Vigilante students tackle skinheads

十一月 15, 2002

Students at Voronezh University in Russia have set up a vigilante unit to protect overseas students from racist attacks by local skinheads.

Muggings of students of non-European origin by local skinheads have reached endemic proportions.

Many of the victims are students from developing countries. They have taken advantage of Russia's newfound generosity with scholarships to go and study there only to be met with hostility.

Members of the protection unit patrol the vicinity of the halls of residence housing foreign students six nights a week from 7pm to 10pm.

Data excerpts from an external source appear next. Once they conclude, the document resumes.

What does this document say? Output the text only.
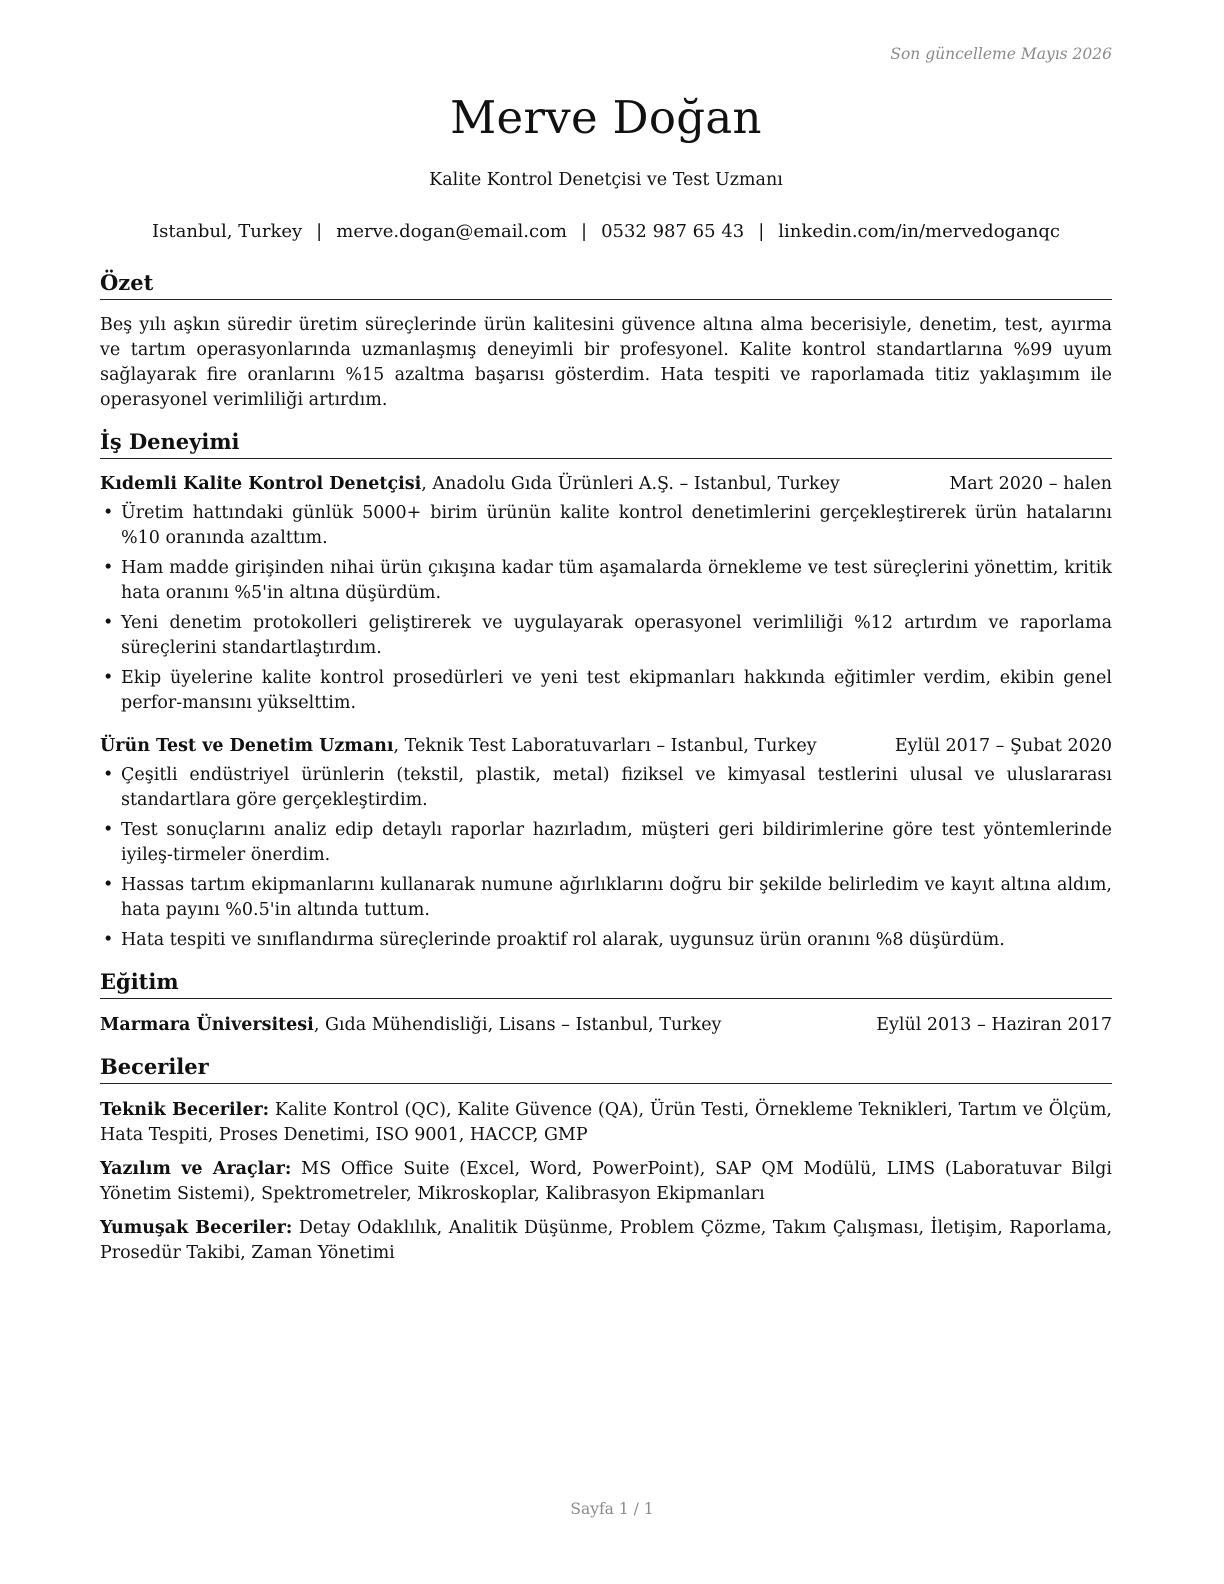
Son güncelleme Mayıs 2026
Merve Doğan
Kalite Kontrol Denetçisi ve Test Uzmanı
Istanbul, Turkey | merve.dogan@email.com | 0532 987 65 43 | linkedin.com/in/mervedoganqc
Özet

Beş yılı aşkın süredir üretim süreçlerinde ürün kalitesini güvence altına alma becerisiyle, denetim, test, ayırma ve tartım operasyonlarında uzmanlaşmış deneyimli bir profesyonel. Kalite kontrol standartlarına %99 uyum sağlayarak fire oranlarını %15 azaltma başarısı gösterdim. Hata tespiti ve raporlamada titiz yaklaşımım ile operasyonel verimliliği artırdım.

İş Deneyimi
Kıdemli Kalite Kontrol Denetçisi, Anadolu Gıda Ürünleri A.Ş. – Istanbul, Turkey	Mart 2020 – halen
• Üretim hattındaki günlük 5000+ birim ürünün kalite kontrol denetimlerini gerçekleştirerek ürün hatalarını %10 oranında azalttım.
• Ham madde girişinden nihai ürün çıkışına kadar tüm aşamalarda örnekleme ve test süreçlerini yönettim, kritik hata oranını %5'in altına düşürdüm.
• Yeni denetim protokolleri geliştirerek ve uygulayarak operasyonel verimliliği %12 artırdım ve raporlama süreçlerini standartlaştırdım.
• Ekip üyelerine kalite kontrol prosedürleri ve yeni test ekipmanları hakkında eğitimler verdim, ekibin genel perfor-mansını yükselttim.
Ürün Test ve Denetim Uzmanı, Teknik Test Laboratuvarları – Istanbul, Turkey	Eylül 2017 – Şubat 2020
• Çeşitli endüstriyel ürünlerin (tekstil, plastik, metal) fiziksel ve kimyasal testlerini ulusal ve uluslararası standartlara göre gerçekleştirdim.
• Test sonuçlarını analiz edip detaylı raporlar hazırladım, müşteri geri bildirimlerine göre test yöntemlerinde iyileş-tirmeler önerdim.
• Hassas tartım ekipmanlarını kullanarak numune ağırlıklarını doğru bir şekilde belirledim ve kayıt altına aldım, hata payını %0.5'in altında tuttum.
• Hata tespiti ve sınıflandırma süreçlerinde proaktif rol alarak, uygunsuz ürün oranını %8 düşürdüm.
Eğitim
Marmara Üniversitesi, Gıda Mühendisliği, Lisans – Istanbul, Turkey	Eylül 2013 – Haziran 2017
Beceriler

Teknik Beceriler: Kalite Kontrol (QC), Kalite Güvence (QA), Ürün Testi, Örnekleme Teknikleri, Tartım ve Ölçüm, Hata Tespiti, Proses Denetimi, ISO 9001, HACCP, GMP

Yazılım ve Araçlar: MS Office Suite (Excel, Word, PowerPoint), SAP QM Modülü, LIMS (Laboratuvar Bilgi Yönetim Sistemi), Spektrometreler, Mikroskoplar, Kalibrasyon Ekipmanları

Yumuşak Beceriler: Detay Odaklılık, Analitik Düşünme, Problem Çözme, Takım Çalışması, İletişim, Raporlama, Prosedür Takibi, Zaman Yönetimi

Sayfa 1 / 1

City authorities seem happy to let them take over what should be the duty of the law-enforcement services. So far, however, City Hall has done no more than to express "serious concerns" about racial tensions in Voronezh, while the mayor has set up a commission of inquiry.

The targets of skinhead violence, the African students, are less complacent.

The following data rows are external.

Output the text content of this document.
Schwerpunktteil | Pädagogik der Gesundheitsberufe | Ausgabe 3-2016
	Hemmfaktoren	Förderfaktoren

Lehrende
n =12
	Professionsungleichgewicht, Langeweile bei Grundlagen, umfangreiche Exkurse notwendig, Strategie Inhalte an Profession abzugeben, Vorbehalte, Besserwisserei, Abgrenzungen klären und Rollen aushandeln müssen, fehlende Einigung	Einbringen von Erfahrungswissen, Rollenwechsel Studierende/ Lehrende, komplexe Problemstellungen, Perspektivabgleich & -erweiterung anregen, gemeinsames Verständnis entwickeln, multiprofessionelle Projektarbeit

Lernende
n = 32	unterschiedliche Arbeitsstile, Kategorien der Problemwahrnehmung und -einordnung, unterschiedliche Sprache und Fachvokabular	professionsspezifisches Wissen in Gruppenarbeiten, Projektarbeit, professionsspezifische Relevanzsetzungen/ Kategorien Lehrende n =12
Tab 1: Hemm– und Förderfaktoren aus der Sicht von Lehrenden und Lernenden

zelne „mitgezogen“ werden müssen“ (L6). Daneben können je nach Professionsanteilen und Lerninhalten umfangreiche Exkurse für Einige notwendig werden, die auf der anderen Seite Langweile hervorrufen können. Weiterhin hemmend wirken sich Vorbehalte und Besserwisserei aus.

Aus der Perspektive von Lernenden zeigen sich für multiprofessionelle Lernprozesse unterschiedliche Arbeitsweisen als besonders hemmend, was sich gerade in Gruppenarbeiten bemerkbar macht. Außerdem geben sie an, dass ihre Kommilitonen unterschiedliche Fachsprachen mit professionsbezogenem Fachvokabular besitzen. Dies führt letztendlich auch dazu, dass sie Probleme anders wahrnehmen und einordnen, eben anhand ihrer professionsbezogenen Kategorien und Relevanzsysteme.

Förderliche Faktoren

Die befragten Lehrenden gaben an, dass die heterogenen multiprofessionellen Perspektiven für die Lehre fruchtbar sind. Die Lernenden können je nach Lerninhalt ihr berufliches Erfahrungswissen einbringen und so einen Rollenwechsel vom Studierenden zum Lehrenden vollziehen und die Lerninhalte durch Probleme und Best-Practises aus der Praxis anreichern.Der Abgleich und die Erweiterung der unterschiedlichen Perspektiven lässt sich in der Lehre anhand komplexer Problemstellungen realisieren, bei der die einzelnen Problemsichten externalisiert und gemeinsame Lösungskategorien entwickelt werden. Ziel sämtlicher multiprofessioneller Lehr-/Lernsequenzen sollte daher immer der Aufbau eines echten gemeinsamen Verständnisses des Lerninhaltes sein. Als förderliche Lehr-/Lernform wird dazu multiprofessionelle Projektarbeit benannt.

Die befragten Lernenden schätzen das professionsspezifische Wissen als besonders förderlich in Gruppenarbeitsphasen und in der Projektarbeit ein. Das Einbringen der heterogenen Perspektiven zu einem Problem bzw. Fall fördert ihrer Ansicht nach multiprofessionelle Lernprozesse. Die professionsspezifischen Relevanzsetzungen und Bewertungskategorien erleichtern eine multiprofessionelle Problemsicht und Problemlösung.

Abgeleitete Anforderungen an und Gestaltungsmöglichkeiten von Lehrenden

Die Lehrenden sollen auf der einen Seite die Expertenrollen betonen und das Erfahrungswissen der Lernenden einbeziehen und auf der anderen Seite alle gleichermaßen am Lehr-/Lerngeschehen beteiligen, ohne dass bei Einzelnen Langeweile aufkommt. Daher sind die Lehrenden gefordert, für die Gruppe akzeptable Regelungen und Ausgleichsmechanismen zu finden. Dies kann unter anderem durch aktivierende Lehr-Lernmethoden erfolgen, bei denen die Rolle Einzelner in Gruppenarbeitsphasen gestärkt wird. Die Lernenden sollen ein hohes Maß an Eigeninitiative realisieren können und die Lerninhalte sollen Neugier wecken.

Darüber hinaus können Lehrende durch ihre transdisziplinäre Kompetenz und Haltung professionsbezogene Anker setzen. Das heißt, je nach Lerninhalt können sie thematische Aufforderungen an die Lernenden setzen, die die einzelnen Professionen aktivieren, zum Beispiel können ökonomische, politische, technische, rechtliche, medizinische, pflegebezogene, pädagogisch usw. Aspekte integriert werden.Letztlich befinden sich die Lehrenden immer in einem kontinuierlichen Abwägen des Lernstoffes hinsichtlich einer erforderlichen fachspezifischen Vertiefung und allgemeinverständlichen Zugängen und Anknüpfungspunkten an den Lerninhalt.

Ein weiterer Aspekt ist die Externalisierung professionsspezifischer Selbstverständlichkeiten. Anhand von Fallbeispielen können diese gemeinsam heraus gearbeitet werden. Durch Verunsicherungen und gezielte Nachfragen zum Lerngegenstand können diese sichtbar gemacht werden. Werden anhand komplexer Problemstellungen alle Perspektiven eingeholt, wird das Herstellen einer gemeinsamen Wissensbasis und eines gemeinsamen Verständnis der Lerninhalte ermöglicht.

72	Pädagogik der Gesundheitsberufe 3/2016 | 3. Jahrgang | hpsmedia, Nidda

Alberto Mendesh, chairman of the African student association at Voronezh, said that while the student association was grateful, 12 vigilantes were unable to protect all 1,000-plus foreign students in the city. Racial intolerance was a "developing threat" to Russia's security, he said.

It was "high time the authorities began thinking that those people who do it should be made answerable to the law", he added.

As a first step, the Voronezh local police could set up checkpoints closer to student halls of residence, he said.

The situation in Voronezh - although acute - is not unique in Russia. In September 2002, eight of the 33 foreign students at Orel University decided to quit after racially motivated attacks.

In April, Asian and African embassies in Moscow received emails threatening that - to celebrate Adolf Hitler's birthday - Russian fascists would kill any foreigners they could find.

As a result of the threats, the interior ministry announced special measures to protect foreign students in Moscow, and some provincial universities sent their foreign students home.

An increase in the number of scholarships - aimed particularly at African students - was announced by prime minister Mikhail Kasyanov at the Sustainable Development Summit in Johannesburg in September.